Yasujiro Ouzu's Autumn Afternoon (sometimes titled The Taste of Mackerel) is, quite, simply, a masterpiece. Its muted color and rigorously simple camerawork are consistently a joy to watch, and its emotional insight into post-war Japan is consistently moving. Little more could be said without delving into the intricate simplicity of this wonderful film.

Last week, I began a plug for Nicholas Roeg's Don't Look Now, which is playing first-run in Boston, but it was cut short for lack of space. This film takes a simple Daphne du Maurier story and raises it above its original status as a thriller, achieving a level of visual drama rarely encountered in any film. This is a film of exceedingly dramatic imagery and psychological complexity. The story line is, at times, almost non-verbal, because the dialogue is scant and simple and because the images are photographed and edited with such finesse that most dialogue is unnecessary.

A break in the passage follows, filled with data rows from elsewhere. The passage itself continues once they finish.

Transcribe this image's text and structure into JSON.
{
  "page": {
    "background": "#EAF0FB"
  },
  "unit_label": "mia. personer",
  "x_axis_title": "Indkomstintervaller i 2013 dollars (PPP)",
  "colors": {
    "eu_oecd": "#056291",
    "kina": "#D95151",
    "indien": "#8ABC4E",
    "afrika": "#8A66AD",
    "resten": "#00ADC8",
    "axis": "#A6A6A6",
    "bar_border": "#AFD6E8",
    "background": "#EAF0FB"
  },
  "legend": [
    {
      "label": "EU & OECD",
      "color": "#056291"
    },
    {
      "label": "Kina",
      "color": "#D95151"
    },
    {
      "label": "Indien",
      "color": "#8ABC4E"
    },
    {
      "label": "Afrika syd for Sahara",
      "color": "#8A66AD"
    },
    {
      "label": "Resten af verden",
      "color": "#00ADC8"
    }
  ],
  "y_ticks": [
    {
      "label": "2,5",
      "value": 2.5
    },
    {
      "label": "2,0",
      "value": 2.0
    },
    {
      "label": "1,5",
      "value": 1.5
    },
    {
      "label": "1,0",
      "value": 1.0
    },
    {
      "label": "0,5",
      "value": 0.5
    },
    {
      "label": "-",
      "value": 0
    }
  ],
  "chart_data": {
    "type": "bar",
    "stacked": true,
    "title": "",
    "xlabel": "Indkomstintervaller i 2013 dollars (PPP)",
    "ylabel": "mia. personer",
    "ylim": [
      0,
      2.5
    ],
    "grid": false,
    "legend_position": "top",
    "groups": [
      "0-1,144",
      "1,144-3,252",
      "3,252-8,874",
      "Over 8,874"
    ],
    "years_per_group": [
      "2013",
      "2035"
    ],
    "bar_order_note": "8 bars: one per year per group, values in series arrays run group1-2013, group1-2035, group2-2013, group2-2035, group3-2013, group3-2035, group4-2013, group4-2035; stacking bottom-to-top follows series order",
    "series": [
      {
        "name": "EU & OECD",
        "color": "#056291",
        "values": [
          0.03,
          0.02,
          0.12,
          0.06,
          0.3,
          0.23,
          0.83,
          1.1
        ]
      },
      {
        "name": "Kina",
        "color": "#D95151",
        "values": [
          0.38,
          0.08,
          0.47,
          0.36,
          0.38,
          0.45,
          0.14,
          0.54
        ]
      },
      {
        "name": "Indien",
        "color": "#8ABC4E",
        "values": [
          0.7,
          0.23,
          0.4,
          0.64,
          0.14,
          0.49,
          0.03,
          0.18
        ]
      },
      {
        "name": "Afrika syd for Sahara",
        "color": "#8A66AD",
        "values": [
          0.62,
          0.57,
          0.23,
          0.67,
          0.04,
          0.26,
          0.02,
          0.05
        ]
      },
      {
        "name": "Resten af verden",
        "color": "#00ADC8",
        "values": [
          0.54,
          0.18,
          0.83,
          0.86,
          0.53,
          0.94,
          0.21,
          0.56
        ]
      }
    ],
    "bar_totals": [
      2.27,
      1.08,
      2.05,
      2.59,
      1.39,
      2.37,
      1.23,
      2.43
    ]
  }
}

Donald Sutherland mumbles his lines with great exactitude: he is an artist who reconstructs Venetian churches, and he has little need to be articulate. His emotions, and those of Julie Christie, as his wife, are presented through imagery. This is ostensibly a film about second sight, but its greatest scenes have to do more with the psychological than the psychic--the way the characters, and the camera, look at things; the love scene full of remembrances. The visual events of this film are the most important since The Conformist, and if on a few occasions there are slight problems with the film, it is because of problems implicit in the story itself. The film is far from perfect. It is groping in its originality and in its attempt to rise above its subject material--that is partly what makes it such an exciting film to see.